Figure EV1. Negative stain EM structure of ^RERdj3^WT reveals the native tetramer (related to Fig 2).

1. A negative stain micrograph of recombinant ERdj3 (^RERdj3; scale bar, 70 nm).
2. Gold standard Fourier Shell Correlation (FSC) plot reporting the resolution of the final map to be 18.9 Å (at 0.143 FSC).
3. Angular distribution of particles contributing to the 3D reconstruction, with the diameter of each sphere related to the number of particles at that Euler angle.
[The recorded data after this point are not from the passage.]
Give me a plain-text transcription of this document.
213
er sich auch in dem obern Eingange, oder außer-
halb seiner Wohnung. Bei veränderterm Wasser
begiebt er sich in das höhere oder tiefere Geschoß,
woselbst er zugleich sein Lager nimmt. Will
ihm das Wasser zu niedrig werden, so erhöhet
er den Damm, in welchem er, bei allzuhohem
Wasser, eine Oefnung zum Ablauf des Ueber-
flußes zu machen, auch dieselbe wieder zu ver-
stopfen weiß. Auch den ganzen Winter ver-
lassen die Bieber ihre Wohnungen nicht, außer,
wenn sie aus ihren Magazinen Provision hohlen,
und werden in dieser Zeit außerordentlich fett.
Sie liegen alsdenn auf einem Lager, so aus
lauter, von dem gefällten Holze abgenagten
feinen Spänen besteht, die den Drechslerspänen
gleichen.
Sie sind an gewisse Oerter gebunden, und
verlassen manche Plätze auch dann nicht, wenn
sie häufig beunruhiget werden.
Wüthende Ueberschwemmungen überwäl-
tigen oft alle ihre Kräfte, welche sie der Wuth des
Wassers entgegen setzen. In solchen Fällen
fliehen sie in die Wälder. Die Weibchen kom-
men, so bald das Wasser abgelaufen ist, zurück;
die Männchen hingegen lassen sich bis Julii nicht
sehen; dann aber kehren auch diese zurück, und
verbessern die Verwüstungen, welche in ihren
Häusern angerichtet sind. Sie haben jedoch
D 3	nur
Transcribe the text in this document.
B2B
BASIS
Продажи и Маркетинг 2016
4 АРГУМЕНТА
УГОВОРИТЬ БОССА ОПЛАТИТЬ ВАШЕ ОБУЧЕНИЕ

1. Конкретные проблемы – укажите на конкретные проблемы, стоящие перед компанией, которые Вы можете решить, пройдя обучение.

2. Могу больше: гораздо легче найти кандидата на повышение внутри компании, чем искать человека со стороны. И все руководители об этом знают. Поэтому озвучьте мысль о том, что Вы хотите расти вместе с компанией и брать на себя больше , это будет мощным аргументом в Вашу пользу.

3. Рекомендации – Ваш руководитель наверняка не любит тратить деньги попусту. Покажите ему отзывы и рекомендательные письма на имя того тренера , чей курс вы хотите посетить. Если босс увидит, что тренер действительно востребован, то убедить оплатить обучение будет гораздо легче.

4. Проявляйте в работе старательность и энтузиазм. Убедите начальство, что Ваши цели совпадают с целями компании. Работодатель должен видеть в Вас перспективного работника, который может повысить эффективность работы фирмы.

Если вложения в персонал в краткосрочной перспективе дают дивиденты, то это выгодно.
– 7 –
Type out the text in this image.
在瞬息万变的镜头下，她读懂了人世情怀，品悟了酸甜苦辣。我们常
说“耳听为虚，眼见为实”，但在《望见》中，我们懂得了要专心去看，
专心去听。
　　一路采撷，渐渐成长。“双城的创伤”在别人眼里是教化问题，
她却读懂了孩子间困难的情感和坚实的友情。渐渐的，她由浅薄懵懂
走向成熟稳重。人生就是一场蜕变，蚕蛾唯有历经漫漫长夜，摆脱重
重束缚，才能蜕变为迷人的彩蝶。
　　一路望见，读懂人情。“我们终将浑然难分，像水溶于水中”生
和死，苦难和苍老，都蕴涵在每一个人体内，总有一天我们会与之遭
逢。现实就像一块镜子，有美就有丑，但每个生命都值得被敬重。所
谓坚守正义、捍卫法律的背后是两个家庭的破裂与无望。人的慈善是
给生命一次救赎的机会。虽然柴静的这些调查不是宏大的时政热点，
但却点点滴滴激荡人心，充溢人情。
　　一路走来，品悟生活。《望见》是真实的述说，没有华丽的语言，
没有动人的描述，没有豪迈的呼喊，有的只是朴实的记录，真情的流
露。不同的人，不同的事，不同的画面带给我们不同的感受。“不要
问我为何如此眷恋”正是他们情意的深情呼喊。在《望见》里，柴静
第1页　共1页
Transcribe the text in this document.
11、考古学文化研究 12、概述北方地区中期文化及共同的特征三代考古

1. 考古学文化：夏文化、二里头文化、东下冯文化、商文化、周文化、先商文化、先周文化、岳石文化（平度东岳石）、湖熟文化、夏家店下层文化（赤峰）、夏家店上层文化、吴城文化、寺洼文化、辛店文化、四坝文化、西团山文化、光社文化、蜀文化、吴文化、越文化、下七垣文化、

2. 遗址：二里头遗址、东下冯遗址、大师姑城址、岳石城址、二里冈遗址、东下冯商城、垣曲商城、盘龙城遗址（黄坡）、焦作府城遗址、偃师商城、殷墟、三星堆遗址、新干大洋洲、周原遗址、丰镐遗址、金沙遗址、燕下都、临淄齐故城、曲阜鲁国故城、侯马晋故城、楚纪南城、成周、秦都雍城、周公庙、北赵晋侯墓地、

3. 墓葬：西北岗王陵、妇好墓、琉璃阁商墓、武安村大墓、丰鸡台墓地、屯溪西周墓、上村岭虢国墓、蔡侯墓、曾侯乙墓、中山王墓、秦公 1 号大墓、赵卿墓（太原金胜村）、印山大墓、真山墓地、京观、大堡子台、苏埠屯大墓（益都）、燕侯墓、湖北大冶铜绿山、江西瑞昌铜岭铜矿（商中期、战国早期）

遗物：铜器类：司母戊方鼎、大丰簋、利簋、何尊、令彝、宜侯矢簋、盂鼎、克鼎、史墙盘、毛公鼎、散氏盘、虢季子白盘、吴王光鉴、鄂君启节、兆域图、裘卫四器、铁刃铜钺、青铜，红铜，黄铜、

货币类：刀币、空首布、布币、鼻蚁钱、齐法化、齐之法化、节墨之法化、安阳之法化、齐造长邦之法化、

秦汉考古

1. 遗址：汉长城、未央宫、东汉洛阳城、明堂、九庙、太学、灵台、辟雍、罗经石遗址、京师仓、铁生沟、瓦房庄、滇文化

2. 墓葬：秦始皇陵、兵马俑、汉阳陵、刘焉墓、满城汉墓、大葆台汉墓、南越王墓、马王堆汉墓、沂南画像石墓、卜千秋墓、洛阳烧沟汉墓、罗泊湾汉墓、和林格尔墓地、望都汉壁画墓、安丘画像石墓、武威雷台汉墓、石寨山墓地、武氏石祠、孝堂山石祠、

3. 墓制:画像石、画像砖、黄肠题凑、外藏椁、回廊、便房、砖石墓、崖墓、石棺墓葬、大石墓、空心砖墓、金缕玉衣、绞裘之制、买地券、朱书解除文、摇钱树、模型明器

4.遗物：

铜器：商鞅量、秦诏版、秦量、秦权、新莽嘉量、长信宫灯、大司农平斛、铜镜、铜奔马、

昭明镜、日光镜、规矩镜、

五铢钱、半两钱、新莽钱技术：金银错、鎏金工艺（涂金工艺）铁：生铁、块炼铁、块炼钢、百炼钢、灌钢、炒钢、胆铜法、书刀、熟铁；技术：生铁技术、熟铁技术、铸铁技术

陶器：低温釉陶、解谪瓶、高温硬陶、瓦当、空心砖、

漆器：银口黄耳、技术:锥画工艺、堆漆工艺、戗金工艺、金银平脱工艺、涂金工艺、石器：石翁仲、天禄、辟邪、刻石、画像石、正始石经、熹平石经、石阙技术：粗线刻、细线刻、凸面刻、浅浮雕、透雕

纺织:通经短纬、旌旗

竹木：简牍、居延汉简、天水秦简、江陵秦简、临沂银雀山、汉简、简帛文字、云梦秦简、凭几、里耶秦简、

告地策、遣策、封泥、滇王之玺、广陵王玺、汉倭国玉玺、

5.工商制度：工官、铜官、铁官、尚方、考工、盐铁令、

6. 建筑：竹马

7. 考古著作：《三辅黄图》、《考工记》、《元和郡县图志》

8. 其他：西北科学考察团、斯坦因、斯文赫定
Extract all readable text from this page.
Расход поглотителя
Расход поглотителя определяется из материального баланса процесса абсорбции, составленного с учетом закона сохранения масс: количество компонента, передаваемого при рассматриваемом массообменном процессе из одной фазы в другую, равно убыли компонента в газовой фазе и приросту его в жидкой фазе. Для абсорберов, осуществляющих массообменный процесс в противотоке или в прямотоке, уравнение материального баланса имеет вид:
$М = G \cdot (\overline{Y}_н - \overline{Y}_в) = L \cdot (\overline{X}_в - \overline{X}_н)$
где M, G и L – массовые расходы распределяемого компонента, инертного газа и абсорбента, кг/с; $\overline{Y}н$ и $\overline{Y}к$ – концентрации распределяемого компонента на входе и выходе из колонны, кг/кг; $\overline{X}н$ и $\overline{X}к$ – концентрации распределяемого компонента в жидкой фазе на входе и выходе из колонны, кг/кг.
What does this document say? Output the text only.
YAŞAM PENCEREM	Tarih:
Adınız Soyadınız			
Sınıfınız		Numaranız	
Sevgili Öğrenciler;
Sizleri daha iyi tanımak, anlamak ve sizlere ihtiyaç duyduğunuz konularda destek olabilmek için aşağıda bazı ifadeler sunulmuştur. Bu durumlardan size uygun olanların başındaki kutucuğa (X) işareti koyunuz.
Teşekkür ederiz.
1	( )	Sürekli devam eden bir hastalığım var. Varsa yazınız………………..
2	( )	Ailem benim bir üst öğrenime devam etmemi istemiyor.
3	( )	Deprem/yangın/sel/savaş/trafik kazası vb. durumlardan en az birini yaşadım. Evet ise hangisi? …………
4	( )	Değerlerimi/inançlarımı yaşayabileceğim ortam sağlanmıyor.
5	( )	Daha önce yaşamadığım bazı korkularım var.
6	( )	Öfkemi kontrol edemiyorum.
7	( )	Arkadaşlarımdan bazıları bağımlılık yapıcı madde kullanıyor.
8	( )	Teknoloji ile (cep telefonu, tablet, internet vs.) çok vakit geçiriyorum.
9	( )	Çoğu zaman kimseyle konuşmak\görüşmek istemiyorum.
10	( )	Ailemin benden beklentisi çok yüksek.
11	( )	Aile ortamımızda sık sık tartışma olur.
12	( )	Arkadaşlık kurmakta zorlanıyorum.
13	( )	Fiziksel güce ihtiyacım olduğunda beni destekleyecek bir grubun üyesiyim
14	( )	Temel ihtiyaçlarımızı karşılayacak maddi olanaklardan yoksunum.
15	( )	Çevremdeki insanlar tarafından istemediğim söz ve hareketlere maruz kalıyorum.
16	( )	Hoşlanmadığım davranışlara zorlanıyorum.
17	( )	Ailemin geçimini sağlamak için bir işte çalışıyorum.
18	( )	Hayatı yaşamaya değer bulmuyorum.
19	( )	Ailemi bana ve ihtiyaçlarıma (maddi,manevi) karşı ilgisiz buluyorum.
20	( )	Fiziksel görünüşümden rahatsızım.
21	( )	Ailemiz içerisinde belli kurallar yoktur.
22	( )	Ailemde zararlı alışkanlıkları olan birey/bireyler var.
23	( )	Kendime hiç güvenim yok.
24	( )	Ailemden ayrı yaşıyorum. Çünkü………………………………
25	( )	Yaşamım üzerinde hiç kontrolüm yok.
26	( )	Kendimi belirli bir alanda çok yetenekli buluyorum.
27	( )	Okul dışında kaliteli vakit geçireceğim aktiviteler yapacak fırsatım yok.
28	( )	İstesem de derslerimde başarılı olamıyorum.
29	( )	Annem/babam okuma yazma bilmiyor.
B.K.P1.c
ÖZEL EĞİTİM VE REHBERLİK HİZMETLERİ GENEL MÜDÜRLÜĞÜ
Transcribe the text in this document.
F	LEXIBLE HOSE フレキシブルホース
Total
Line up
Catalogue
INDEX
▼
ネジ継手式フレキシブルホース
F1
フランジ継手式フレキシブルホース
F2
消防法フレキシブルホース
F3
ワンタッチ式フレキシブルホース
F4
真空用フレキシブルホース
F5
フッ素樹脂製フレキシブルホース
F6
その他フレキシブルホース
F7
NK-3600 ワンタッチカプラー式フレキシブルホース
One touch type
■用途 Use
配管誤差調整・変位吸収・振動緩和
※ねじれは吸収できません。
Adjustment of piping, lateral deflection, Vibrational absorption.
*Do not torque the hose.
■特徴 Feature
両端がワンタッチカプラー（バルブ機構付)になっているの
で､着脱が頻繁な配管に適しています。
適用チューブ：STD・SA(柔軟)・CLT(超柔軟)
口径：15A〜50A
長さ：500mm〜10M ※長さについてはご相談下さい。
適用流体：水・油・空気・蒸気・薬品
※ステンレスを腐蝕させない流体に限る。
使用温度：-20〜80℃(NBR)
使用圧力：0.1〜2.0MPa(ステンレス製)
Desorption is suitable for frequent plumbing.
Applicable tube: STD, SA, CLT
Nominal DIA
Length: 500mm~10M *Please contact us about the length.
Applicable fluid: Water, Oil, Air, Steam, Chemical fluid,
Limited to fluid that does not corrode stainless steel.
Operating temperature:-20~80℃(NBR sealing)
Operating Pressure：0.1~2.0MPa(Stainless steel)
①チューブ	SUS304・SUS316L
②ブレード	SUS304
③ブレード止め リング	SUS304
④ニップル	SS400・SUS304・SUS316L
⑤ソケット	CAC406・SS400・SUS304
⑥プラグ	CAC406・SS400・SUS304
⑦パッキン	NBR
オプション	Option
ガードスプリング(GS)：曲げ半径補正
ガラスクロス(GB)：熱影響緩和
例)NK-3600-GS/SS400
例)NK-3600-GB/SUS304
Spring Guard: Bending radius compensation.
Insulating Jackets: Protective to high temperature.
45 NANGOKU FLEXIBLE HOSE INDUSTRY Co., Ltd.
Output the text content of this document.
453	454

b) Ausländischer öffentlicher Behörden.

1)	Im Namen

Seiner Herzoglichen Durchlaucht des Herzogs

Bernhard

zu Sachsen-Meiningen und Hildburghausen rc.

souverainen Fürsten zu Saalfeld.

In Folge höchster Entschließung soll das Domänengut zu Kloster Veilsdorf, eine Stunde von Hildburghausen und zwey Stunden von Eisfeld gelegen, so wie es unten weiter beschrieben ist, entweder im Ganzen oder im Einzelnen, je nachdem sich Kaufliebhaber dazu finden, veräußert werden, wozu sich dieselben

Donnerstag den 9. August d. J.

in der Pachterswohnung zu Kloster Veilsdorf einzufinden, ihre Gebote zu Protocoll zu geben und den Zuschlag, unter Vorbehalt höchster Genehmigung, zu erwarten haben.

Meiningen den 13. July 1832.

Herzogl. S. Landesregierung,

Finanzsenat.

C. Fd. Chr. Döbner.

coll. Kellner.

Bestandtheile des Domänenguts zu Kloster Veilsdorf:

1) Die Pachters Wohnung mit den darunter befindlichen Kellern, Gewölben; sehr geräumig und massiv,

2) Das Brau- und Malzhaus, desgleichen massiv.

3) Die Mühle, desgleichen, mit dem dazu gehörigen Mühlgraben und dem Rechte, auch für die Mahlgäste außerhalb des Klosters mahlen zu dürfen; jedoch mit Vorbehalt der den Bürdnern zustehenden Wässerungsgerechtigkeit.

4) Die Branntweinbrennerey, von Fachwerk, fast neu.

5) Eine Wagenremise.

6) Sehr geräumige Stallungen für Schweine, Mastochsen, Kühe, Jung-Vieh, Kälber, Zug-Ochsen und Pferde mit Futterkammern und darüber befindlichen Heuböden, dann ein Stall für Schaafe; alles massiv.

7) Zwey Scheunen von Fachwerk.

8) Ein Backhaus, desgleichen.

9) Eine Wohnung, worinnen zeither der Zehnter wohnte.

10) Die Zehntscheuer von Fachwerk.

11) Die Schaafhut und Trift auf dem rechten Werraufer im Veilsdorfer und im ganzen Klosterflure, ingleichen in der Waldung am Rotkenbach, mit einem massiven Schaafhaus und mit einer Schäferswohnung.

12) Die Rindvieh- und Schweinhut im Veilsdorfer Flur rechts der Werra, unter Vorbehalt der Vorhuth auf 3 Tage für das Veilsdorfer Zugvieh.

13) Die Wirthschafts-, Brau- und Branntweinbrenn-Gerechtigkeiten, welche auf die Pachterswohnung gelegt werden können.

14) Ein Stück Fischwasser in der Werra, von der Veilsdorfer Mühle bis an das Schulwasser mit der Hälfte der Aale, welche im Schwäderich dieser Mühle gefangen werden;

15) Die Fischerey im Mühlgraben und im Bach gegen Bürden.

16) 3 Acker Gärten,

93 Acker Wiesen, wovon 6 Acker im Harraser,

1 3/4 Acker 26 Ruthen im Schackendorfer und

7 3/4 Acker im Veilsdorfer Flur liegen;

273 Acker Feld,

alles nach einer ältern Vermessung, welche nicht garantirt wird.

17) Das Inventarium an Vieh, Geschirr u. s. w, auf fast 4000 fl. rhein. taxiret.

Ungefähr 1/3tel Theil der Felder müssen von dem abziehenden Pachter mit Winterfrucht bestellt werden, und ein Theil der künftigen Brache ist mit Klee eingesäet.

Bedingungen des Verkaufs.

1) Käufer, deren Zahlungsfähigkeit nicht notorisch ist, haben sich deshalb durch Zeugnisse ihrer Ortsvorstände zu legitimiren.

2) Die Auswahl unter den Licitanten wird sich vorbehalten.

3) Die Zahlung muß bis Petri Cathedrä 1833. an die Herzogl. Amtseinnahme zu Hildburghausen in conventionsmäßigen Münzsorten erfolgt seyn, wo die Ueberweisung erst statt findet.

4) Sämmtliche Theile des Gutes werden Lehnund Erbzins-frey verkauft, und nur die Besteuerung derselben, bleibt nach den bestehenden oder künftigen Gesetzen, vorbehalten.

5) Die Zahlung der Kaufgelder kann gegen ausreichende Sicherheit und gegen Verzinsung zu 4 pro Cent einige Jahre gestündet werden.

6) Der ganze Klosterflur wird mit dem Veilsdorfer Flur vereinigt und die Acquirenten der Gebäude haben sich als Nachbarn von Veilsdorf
4. Immunoblot of ^RERdj3 or monomeric transthyretin (M‐TTR) immunopurifications (IP) of solutions containing mixtures of ^RERdj3^WT and M‐TTR, as indicated. The resulting IPs were washed with either the mild buffer used for size‐exclusion chromatography (SEC) or high‐detergent RIPA buffer, as indicated.
5. 2D reference‐free class averages of negative stained ^RERdj3^WT prepared in the presence of M‐TTR.
6. EM image showing the NMR structure of DNAJB1 J‐domain (1HDJ; Qian et al, 1996) docked into the density localized above the ERdj3 tetramer reconstruction.
7. Illustration showing the domain relationship for crosslinked peptides of ^RERdj3^WT incubated in the presence of the amine‐reactive crosslinker DSS (10 μM). Crosslinked peptides were identified by liquid chromatography/mass spectrometry and mapped onto the ^RERdj3^WT sequence using the xiNET crosslink viewer (Combe et al, 2015).

Source data are available online for this figure.